Bij de aangevallen uitspraak heeft de rechtbank het beroep van appellant tegen het bestreden besluit ongegrond verklaard. De rechtbank heeft daartoe geoordeeld dat niet is gebleken dat de verzekeringsarts de beperkingen van appellant onjuist heeft vastgesteld. Appellant heeft zijn standpunt dat hij op medische gronden ongeschikt is voor werken in dienstverband en vrijwilligerswerk ook niet met medische informatie onderbouwd. Naar het oordeel van de rechtbank is de arbeidsdeskundige bij het opstellen van het Plan van Aanpak dan ook terecht uitgegaan van de door de verzekeringsarts vastgestelde beperkingen en heeft hij tevens terecht aangenomen dat het opstarten van het eigen bedrijf voor appellant niet geschikt was. Ten aanzien van de stelling van appellant dat zijn ex-werkgever moet worden aangesproken heeft de rechtbank vastgesteld dat het dienstverband door de kantonrechter is ontbonden in november 2010. De werkgever heeft geen rol bij het opstellen van een Plan van aanpak nu deze taak op grond van de Wet SUWI bij het Uwv is neergelegd in het geval de betrokkene een ZW-uitkering ontvangt. De vraag of de voormalig werkgever correct heeft gehandeld is derhalve niet relevant voor het opstellen van het Plan van Aanpak.
3.
In hoger beroep heeft appellant herhaald dat hij het er niet mee eens is dat het starten van een eigen onderneming door het Uwv wordt tegengewerkt en een starterskrediet niet tot de mogelijkheden behoort. Verder acht hij zich om medische redenen niet in staat weer te moeten gaan werken voor een werkgever. Ook herhaalt appellant zijn standpunt dat het Uwv zijn ex-werkgever had moeten aanspreken omdat deze in de periode van 2 augustus 2010 tot 28 november 2010 zijn re-integratieverplichtingen niet heeft nageleefd.
4.
De Raad komt tot de volgende beoordeling.
4.1.
In dit geschil is uitsluitend aan de orde de beoordeling van het Plan van Aanpak van
27 mei 2011.
4.2.
De Raad ziet in hetgeen appellant heeft aangevoerd geen reden anders te oordelen dan de rechtbank heeft gedaan.
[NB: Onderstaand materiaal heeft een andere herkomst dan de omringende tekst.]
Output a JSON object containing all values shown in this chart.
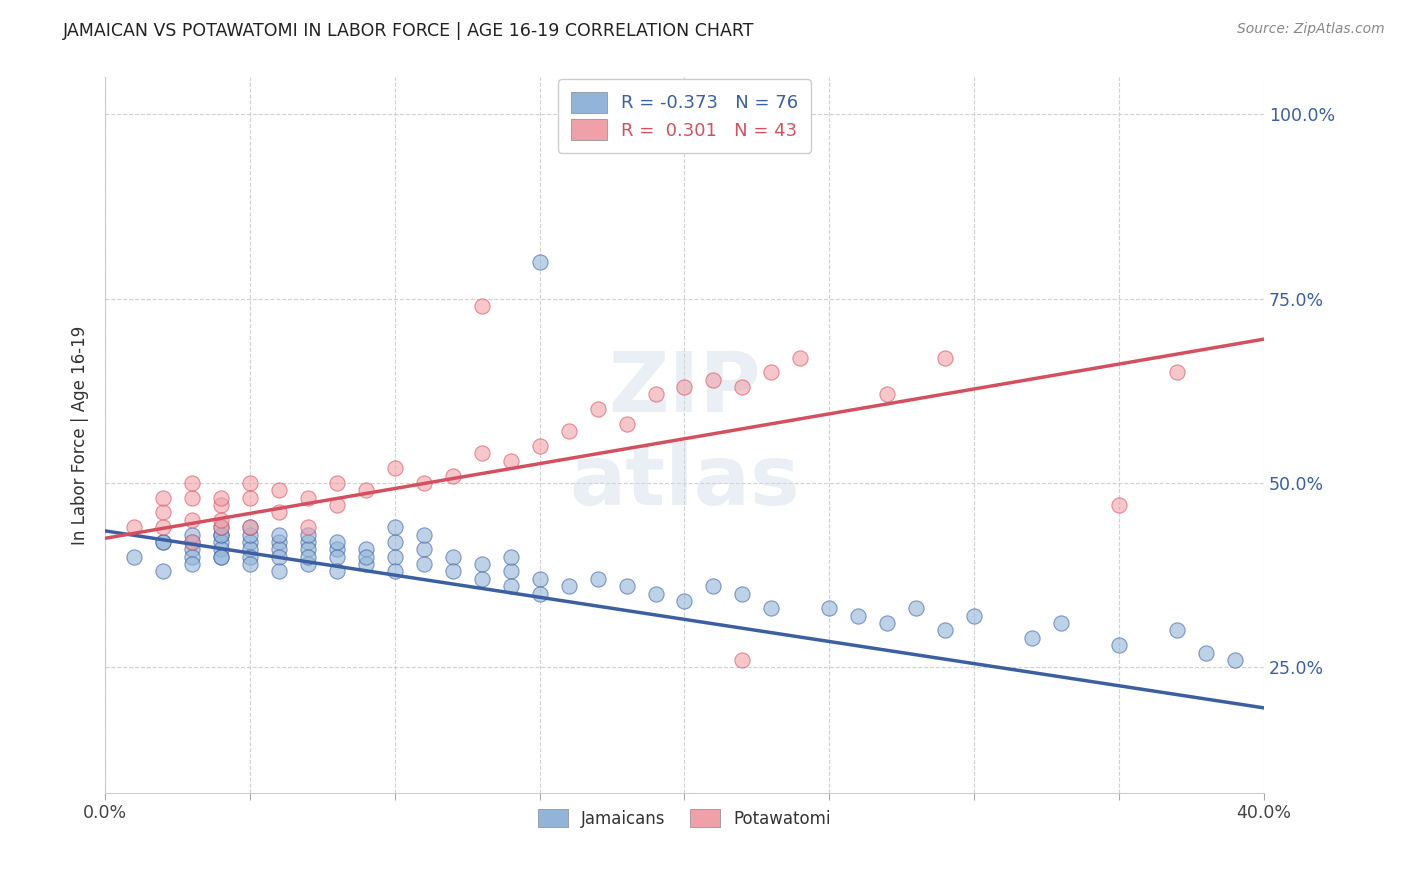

Er bestaat geen aanleiding voor twijfel aan het standpunt van het Uwv dat appellant - gelet op de door de verzekeringsarts vastgestelde beperkingen - ten tijde hier van belang nog niet kon starten met een eigen onderneming. Appellant heeft in dit verband ook zelf tijdens de bezwaarprocedure aangegeven dat zijn behandelaars van mening zijn dat hij daarmee moet wachten tot zijn problemen zijn opgelost. Met betrekking tot het standpunt van appellant dat hij om medische reden niet meer voor een werkgever zou kunnen werken, wordt de conclusie van de bezwaarverzekeringsarts neergelegd in het rapport van
20 augustus 2013 onderschreven. In de door appellant overgelegde medische informatie van A.C. van Kralingen van 5 juli 2012 is geen psychiatrische stoornis vastgesteld op basis waarvan appellant niet in een dienstverband zou kunnen werken.
5.
Uit hetgeen hiervoor onder 4.1 en 4.2 is overwogen volgt dat het hoger beroep niet slaagt en dat de aangevallen uitspraak dient te worden bevestigd.
6.
Er bestaat geen aanleiding voor een veroordeling in de proceskosten.

BESLISSING

De Centrale Raad van Beroep bevestigt de aangevallen uitspraak.
Deze uitspraak is gedaan door C.P.J. Goorden als voorzitter en J.J.T. van den Corput en
J.S. van der Kolk als leden, in tegenwoordigheid van E. Heemsbergen als griffier. De beslissing is uitgesproken in het openbaar op 19 februari 2014.